I recently met with the advanced design team of a Japanese client to discuss how autonomous mobility could play out. The following are behavioral musings/predictions based on research into practices across markets as diverse as the US, China, Japan and India.
The elasticity of a vehicle: its preferred physical distance to its owner, place or other vehicle, ultimately measured in pick-up times, perceived and actual risk of the environment by the person and the vehicle.
The shy-distance by which your vehicle instinctively avoids, shies away from other vehicles on the road and stationary objects. For example the shy-distance in Shanghai today is very low, if a driver leaves a two inch gap another driver will take it. China is an interesting market not least because of the volume of cars, the quality of the (often newly built) infrastructure, but also because the majority of cars are bought by first-time buyers who are both proud of their new investment and learning how to drive. Assuming that an autonomous vehicle needs to compete with other human-driven vehicles for road space how would the vehicular shy distance differ from country to country? What are the personal, contextual, cultural factors that affect the shy distance: such as the kind of vehicle; the speed; who’s inside? Who will override or tweak their vehicles shy distance to gain a competitive edge on the road?
The practice of what we currently call parking will obviously change when your vehicle is able to park and drive itself. Think of your vehicle autonomously cruising the neighbourhood to be washed, pick-up groceries and recharge its batteries whilst you’re off having lunch. What is the optimal elasticity of your autonomous vehicle to you? What are the kinds of neighbhourhoods it likes to drive around in when you’re not using it? This is an especially pertinent question, when a vehicle is considered a sensing platform — the technology to autonomously negotiate the city can collect rich data for other uses. (Most of the data collected will be commodified, but there will be niches that will give individuals an edge).
Juddering: the ripple of a dozen or more cars in a parking lot that react and finally settle to the arrival of a new vehicle by each trying to find a new optimal shy distance. Most prevalent near borders and places where there’s a high propensity to use (internationally) stolen vehicles.
Nanny mode: vehicles that are assigned to pick up young children from school, but end up trailing them at a discreet distance because the kids prefer to walk.

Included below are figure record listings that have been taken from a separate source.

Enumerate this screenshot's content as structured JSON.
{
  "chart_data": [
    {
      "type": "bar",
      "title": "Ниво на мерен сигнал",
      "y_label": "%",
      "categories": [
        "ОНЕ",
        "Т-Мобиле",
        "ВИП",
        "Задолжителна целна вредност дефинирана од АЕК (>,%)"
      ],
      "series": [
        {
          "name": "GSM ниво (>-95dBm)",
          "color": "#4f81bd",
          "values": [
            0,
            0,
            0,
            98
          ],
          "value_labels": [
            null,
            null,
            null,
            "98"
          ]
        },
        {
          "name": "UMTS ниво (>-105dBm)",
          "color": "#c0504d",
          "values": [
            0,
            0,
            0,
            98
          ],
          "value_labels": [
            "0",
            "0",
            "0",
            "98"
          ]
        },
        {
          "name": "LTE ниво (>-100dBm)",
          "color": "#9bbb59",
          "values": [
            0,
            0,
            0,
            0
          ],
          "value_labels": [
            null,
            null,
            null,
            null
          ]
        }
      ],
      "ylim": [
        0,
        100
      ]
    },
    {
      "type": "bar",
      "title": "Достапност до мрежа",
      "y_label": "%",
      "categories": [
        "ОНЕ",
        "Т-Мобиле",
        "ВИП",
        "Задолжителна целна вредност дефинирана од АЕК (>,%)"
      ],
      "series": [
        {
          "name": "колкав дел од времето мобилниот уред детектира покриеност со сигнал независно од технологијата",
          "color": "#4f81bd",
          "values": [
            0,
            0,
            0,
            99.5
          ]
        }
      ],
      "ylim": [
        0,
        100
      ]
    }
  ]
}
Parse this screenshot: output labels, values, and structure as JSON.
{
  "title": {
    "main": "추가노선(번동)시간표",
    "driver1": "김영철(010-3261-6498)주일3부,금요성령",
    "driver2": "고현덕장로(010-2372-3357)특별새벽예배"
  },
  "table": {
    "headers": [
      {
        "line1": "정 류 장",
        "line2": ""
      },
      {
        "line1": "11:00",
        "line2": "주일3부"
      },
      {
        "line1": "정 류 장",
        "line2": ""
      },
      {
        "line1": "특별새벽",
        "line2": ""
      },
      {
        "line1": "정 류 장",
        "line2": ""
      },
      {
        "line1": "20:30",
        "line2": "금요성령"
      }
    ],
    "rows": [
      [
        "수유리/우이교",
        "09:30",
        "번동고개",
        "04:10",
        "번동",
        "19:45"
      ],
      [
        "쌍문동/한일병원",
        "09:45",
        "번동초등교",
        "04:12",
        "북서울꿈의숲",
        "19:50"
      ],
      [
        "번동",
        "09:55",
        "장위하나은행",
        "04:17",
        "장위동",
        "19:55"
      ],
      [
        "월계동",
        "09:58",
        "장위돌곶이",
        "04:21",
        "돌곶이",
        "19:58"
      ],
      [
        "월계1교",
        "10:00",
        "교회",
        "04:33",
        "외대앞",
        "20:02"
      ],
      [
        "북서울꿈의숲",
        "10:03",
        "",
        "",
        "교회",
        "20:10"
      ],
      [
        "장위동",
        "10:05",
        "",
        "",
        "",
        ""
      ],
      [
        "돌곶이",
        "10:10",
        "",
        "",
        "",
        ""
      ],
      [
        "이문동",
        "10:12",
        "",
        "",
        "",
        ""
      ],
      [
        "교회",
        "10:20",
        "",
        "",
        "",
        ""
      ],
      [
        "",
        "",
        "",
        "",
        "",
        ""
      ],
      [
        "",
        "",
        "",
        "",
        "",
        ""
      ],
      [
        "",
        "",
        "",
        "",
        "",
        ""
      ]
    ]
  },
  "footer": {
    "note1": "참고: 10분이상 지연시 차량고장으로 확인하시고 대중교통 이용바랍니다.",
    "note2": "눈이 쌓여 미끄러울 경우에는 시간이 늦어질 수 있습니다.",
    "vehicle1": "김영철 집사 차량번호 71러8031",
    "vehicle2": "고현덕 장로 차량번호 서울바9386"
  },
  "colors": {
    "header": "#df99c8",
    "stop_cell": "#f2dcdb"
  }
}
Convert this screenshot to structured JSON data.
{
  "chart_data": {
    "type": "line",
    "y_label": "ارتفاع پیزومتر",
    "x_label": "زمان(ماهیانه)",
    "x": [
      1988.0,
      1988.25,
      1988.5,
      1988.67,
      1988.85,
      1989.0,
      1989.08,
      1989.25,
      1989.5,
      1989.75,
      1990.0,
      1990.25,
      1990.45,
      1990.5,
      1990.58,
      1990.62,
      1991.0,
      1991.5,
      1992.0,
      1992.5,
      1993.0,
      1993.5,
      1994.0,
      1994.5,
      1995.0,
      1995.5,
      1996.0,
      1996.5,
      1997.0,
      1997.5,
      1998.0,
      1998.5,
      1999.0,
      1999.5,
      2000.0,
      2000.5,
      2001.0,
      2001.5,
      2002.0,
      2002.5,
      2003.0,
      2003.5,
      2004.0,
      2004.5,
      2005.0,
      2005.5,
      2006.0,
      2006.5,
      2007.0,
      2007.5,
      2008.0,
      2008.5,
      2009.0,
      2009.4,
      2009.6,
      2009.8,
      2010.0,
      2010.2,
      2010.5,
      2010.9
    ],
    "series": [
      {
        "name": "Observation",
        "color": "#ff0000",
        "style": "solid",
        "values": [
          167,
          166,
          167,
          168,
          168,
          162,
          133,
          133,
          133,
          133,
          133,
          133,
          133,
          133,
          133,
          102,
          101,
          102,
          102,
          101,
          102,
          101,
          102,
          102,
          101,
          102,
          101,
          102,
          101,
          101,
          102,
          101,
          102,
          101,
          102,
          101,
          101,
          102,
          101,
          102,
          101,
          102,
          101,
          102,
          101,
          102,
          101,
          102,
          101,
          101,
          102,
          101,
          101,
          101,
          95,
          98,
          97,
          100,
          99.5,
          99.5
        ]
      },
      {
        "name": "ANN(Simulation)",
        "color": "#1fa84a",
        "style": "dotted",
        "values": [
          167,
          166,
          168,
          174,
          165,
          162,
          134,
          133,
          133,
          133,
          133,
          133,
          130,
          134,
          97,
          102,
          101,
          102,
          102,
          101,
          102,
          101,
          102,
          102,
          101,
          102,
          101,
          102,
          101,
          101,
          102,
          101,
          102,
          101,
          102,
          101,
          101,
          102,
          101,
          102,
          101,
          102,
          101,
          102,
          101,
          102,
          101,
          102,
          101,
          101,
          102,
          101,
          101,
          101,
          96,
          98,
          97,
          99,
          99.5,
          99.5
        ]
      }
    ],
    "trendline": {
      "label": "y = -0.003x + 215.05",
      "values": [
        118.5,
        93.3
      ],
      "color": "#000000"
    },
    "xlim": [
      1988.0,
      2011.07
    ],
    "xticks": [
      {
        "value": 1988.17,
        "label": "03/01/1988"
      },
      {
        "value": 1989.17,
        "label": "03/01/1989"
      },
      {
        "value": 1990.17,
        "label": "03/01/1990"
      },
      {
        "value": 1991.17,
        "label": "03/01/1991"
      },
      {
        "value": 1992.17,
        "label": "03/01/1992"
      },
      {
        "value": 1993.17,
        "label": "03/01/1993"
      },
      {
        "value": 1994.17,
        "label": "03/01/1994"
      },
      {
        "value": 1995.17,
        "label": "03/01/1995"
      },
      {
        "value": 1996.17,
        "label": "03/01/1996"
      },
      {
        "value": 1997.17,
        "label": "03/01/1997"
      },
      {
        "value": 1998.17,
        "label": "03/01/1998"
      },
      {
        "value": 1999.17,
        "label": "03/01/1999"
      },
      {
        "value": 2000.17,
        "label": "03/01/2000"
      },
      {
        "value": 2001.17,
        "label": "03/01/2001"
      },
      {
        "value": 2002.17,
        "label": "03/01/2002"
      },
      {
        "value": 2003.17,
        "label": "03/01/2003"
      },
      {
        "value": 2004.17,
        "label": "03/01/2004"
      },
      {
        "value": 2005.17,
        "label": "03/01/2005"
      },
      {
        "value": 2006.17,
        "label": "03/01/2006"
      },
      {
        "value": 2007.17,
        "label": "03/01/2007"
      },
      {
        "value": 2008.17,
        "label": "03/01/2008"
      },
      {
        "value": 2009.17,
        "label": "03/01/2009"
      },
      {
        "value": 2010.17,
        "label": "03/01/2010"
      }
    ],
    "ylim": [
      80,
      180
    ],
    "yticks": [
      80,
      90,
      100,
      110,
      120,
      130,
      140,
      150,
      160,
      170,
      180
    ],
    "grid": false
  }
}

Car surprise: when you come across your car somewhere where you didn’t expect it to be and witness your vehicle engaging in unexpected activities e.g. pickup up flowers at the mall: the equivalent of catching your parent or kid smoking or shoplifting. Given your cars interest in you and your family, what activities will it record that will surprise others with access to its feed? Which leads us to…
Nookie mode: ensures you don’t meet your vehicle when you’re out and about until you are ready. This is named after the behaviour of couples who share location information with one another to avoid each other on a big out when they may end up with new sexual partners for the night. When the purpose is to hook up, the vehicle will increasingly be a viable option for private time, driving around less frequented neighbourhoods with sensors turned dark, to minimise discovery. Every car is a potential love-hotel room, albeit with wet wipes rather than great bathing facilities — I would expect them to significantly impacted the shorter end of the “short-stay” market, such as highly transactional activities such as prostitution.
Jerky Driving: masturbating in an autonomous vehicle while driving will be a far more practical use case, but is not something that corporates are going to talk about any time soon. Males and females have a different propensity to masturbate, but (from conversations with both genders) the current car ergonomics for masturbation favour women.
A Highly Private Moment (HPM): the term used in corporations to describe highly private activities that take place in vehicles. Expect to see a variety of hacks to temporarily disable sensors such as internal facing cameras. As a side note, if you want to introduce discussions on taboo activities into a corporation, reduce it to a generic TLA or FLA that is open to wide interpretation. e.g. VPMC = Very Personal Media Consumption. The rise in opportunities for compelling HPMs will lead to a seismic shift in physical vehicle design, sold or more mundane pursuits.
Hedge-parking: where your vehicle overbooks a number physical parking spaces based on your preferences of timing, location, flexibility and willingness to pay, but is unable to offload the unused spaces on the open market by the time comes to actually park.
Fine-rich: the compensation your vehicle receives from other vehicles where parking spaces that you’ve booked are not yet available because other vehicles have overstayed their allotted times. As an aside, the whole notion of a fine being mediated by an authority (highway patrol, parking attendant) could go out the window when the person who commits an anti-social act (overstaying a parking space) is directly connected to a person that is impacted by that anti-social act (someone who booked that parking space).
Trailer trashing: where dodgy looking vehicles are assigned to trail an otherwise apparent owner either as a joke or to send a message e.g. a hearse sent by a debt collection agency to scare-up payment. You’ll also see this happen with more aggressive companies who send a vehicle around to their competitors to send a message, recruit staff or to gather (sensor) intelligence. Imagine Task Rabbit or San Da Ha + autonomous mobility + malicious intent. The most obvious market for this will be straight-up advertising.